- Directed by: Louis Nero
- Written by: Louis Nero
- Produced by: Louis Nero, Jake Seal
- Starring: F. Murray Abraham; Harvey Keitel;
- Cinematography: Micaela Cauterucci
- Edited by: Eric Potter
- Music by: Andrea Guerra
- Production companies: L'Altrofilm, Orwo Studios, Black Hangar Studios
- Release date: 2025;
- Running time: 110 min
- Countries: Italy United States
- Language: English

= Milarepa (2025 film) =

Milarepa is a 2025 English-language Italian independent film written and directed by Louis Nero.

== Plot ==
In the Mediterranean, Mila's father is murdered by her aunt, Khulan.

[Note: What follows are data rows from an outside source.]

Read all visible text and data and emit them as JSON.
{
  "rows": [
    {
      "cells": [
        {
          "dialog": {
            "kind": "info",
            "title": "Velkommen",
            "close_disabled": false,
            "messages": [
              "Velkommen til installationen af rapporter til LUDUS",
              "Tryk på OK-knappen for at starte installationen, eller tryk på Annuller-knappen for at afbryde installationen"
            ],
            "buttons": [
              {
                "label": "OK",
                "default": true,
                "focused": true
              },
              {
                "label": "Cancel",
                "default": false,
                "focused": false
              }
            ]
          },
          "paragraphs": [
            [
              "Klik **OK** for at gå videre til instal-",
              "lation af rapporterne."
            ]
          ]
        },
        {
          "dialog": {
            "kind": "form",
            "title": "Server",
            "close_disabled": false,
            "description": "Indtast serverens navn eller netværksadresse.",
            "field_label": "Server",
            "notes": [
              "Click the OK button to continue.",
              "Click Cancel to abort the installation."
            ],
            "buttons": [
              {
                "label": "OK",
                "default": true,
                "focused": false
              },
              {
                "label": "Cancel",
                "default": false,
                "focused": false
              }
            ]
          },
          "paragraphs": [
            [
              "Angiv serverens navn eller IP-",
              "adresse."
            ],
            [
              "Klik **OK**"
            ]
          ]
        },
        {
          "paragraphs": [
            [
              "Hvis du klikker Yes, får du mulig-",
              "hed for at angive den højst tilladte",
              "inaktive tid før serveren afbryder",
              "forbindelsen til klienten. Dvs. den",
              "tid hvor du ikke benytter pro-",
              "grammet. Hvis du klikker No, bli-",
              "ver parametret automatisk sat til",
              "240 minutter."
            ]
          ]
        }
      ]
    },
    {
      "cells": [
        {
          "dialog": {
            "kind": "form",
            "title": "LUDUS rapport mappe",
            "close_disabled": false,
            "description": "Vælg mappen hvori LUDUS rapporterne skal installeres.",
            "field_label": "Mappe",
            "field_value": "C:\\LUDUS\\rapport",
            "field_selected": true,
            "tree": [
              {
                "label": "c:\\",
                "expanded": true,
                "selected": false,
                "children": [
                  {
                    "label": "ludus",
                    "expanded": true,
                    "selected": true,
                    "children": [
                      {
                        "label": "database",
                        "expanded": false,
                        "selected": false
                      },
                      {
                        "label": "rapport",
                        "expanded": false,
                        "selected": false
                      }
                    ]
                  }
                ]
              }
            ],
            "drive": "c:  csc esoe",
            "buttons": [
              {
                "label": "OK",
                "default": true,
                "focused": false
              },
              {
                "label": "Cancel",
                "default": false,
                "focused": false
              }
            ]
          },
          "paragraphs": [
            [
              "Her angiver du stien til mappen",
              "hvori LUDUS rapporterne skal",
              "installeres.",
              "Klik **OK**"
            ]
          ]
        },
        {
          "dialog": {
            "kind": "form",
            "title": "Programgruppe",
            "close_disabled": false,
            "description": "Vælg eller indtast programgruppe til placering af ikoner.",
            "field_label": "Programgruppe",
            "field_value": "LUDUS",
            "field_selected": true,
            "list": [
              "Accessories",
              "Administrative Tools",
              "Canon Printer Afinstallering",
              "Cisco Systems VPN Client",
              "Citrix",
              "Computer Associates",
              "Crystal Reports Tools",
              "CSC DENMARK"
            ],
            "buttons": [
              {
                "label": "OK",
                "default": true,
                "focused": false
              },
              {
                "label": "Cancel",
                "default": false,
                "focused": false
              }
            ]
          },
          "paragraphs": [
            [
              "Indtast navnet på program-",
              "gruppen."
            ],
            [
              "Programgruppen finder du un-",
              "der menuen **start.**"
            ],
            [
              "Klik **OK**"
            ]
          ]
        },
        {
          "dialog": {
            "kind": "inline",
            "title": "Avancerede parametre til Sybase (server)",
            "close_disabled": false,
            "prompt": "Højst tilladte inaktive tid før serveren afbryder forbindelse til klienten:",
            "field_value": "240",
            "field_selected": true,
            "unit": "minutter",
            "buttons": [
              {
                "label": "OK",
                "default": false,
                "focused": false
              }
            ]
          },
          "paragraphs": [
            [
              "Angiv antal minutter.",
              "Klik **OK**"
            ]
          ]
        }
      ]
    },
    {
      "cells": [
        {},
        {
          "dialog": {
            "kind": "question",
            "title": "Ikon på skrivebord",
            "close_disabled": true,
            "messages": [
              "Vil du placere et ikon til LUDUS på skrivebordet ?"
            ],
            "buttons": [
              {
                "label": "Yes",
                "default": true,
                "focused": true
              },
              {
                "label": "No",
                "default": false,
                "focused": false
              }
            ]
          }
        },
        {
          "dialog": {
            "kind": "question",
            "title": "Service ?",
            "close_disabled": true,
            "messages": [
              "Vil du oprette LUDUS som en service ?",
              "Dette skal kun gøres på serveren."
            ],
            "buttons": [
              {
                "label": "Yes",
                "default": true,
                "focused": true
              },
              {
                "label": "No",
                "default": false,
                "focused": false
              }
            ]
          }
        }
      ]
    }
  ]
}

Seeking revenge, Mila travels far away to learn magic, and disguises as a boy to do so.

== Cast ==
- F. Murray Abraham
- Harvey Keitel as Marpa
- Franco Nero
- Ángela Molina
- Isabelle Allen as Mila
- Kaitlyn Kemp
- Iazua Larios
- Michael Ronda
- Bruno Bilotta
- Hal Yamanouchi
- Diana Dell'Erba
- Sebastiano Farci
- Andrea Mameli
- Matilde Cusenza
- Alioune Badiane
- Luca Mameli
- Beatrice Cusseddu

== Production ==
The film is inspired by Milarepa, a Buddhist saint.

== Release ==
The film was shown at the Boston International Film Festival.